Evrensel'in manşeti | Sadece adı var
İktidar ve patronların el birliğiyle kurduğu sendikasız çalışma düzeni, istatistiklere de yansıdı.
Fotoğraf: ANKA
İktidar ve patronların “düşük ücret, yoğun sömürü, yüksek kâr” için el birliğiyle kurduğu sendikasız çalışma düzeni, sendika istatistiklerine yansıdı: Toplu sözleşmeden yararlanabilen işçi oranı sadece yüzde 8. Anayasal hakkını kullanıp sendikalaşan işçilerin karşısına ise işçi kıyımı, ayak bağı sendikal yasalar, uzun yargı süreçleri, devlet kurumlarının baskısı çıkarılıyor.
TOPLU SÖZLEŞMELİ ORANI YÜZDE 8
Çalışma Bakanlığının açıkladığı sendika üye sayıları istatistiklerine göre Türkiye’deki 16 milyon 864 bin 733 işçiden yüzde 14.97’si, yani 2 milyon 524 bin 547 işçi sendika üyesi. Sendikalaşıp toplu sözleşmeden yararlanabilen işçilerin sayısı ise sadece yüzde 8’le 1 milyon 350 bin.

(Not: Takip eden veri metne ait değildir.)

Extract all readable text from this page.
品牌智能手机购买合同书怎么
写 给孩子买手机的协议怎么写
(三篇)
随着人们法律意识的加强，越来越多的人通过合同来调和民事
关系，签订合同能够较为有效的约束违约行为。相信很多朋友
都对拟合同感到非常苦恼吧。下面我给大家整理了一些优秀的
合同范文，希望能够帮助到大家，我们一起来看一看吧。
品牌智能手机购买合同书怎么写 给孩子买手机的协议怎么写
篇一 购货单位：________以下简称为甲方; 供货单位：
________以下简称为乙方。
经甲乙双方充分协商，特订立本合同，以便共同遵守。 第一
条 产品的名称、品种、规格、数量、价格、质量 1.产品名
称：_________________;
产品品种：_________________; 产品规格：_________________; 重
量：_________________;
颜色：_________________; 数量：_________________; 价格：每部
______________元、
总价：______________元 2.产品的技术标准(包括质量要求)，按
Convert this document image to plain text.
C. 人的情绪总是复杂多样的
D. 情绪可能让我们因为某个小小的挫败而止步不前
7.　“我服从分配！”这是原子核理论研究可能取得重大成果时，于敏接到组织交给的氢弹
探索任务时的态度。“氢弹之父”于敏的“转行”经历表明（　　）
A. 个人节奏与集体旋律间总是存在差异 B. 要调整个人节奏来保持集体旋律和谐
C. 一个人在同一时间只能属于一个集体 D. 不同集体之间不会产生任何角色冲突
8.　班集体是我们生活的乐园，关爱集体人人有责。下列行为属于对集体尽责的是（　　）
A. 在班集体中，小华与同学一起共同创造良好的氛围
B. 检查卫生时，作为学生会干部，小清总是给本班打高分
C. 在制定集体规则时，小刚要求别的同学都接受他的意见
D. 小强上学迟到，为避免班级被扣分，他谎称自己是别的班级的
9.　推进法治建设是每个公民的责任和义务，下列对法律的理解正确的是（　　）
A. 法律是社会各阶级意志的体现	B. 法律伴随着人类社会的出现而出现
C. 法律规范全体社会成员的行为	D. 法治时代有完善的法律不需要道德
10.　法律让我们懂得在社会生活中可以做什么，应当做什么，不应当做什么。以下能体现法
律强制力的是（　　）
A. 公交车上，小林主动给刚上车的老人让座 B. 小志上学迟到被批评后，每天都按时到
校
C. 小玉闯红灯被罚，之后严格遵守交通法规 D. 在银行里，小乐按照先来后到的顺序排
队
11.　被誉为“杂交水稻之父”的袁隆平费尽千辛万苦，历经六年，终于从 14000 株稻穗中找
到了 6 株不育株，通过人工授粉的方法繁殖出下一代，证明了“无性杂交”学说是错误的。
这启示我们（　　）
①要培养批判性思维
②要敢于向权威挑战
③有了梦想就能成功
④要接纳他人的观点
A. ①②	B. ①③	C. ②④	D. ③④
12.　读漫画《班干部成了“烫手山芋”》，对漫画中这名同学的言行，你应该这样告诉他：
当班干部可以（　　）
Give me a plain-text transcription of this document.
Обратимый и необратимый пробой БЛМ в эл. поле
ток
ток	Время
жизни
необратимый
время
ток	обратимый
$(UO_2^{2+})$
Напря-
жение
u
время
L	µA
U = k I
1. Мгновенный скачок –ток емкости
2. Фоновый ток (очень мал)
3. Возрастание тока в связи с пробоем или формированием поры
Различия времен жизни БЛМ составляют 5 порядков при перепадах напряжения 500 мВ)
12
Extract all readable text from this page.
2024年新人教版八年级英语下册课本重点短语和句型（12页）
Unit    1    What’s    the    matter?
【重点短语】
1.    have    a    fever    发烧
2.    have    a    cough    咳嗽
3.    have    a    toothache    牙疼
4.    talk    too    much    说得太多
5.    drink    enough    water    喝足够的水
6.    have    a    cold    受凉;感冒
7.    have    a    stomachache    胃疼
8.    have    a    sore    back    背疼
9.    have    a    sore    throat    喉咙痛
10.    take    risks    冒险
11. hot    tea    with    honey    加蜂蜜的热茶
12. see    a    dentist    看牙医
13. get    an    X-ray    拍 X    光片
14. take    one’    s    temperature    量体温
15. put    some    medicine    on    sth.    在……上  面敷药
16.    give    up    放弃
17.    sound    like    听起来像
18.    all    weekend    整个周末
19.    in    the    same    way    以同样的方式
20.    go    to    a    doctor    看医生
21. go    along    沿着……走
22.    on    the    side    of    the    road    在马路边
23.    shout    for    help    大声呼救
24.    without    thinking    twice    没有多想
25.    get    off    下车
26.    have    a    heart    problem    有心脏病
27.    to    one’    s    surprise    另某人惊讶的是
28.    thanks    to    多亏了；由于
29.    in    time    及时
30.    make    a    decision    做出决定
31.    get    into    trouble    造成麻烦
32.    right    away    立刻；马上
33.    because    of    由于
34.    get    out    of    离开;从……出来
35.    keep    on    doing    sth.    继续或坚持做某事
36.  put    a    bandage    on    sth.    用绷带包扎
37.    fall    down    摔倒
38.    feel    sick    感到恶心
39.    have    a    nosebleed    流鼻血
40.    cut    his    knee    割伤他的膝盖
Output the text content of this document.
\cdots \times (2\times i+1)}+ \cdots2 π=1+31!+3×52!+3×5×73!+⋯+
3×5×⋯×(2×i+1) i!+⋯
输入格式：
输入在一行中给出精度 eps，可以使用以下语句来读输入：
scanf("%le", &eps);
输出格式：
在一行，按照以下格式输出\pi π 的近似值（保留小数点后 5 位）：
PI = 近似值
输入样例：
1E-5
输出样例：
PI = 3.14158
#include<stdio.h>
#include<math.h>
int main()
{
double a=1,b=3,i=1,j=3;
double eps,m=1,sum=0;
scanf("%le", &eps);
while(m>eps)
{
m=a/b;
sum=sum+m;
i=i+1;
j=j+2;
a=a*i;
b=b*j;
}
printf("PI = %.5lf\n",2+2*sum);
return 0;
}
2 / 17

ÖZELDE NEREDEYSE SENDİKA YOK
Üstelik toplu sözleşmeden faydalanabilen işçilerin 1 milyon 100 bini kamu iş yerlerinde ve belediyelerde çalışıyor. Patronlara ait özel fabrika ve iş yerlerinde toplu sözleşme kapsamında olan işçilerin sayısı ise 250 bini anca buluyor. Bu sayı toplam işçi sayısının yüzde 1.48’ine denk geliyor.
‘ÇÖZÜM MÜCADELEDE’
Sendikalı ve toplu sözleşmeli çalışan işçilerin ise grev haklarını kullanamadığını hatırlatan Akademisyen Özgür Müftüoğlu, “Yetki probleminden greve kadar işçilerin sendikal haklarını kullanabilmelerinin yolu sendikal bürokrasiyi de aşacak bir mücadeleden geçiyor” dedi.
SENDİKALAŞAN İŞÇİYE BASKI
Özak, As Plastik, Polonez, Lezita, Agrobay, Fernas, TKIS Blinds, Digel Tekstil... Son bir yıl içinde birçok iş kolundan yüzlerce işçi, sendika haklarını kullanmak istedikleri için işten atıldı, polisjandarma ya da silahlı koruma müdahalesiyle karşılaştı, gözaltına alındı. Oysa Anayasa’nın 51. maddesi işçilerin sendikalaşmasını hak, bunu engellenmeyi ise suç olarak tanımlıyor.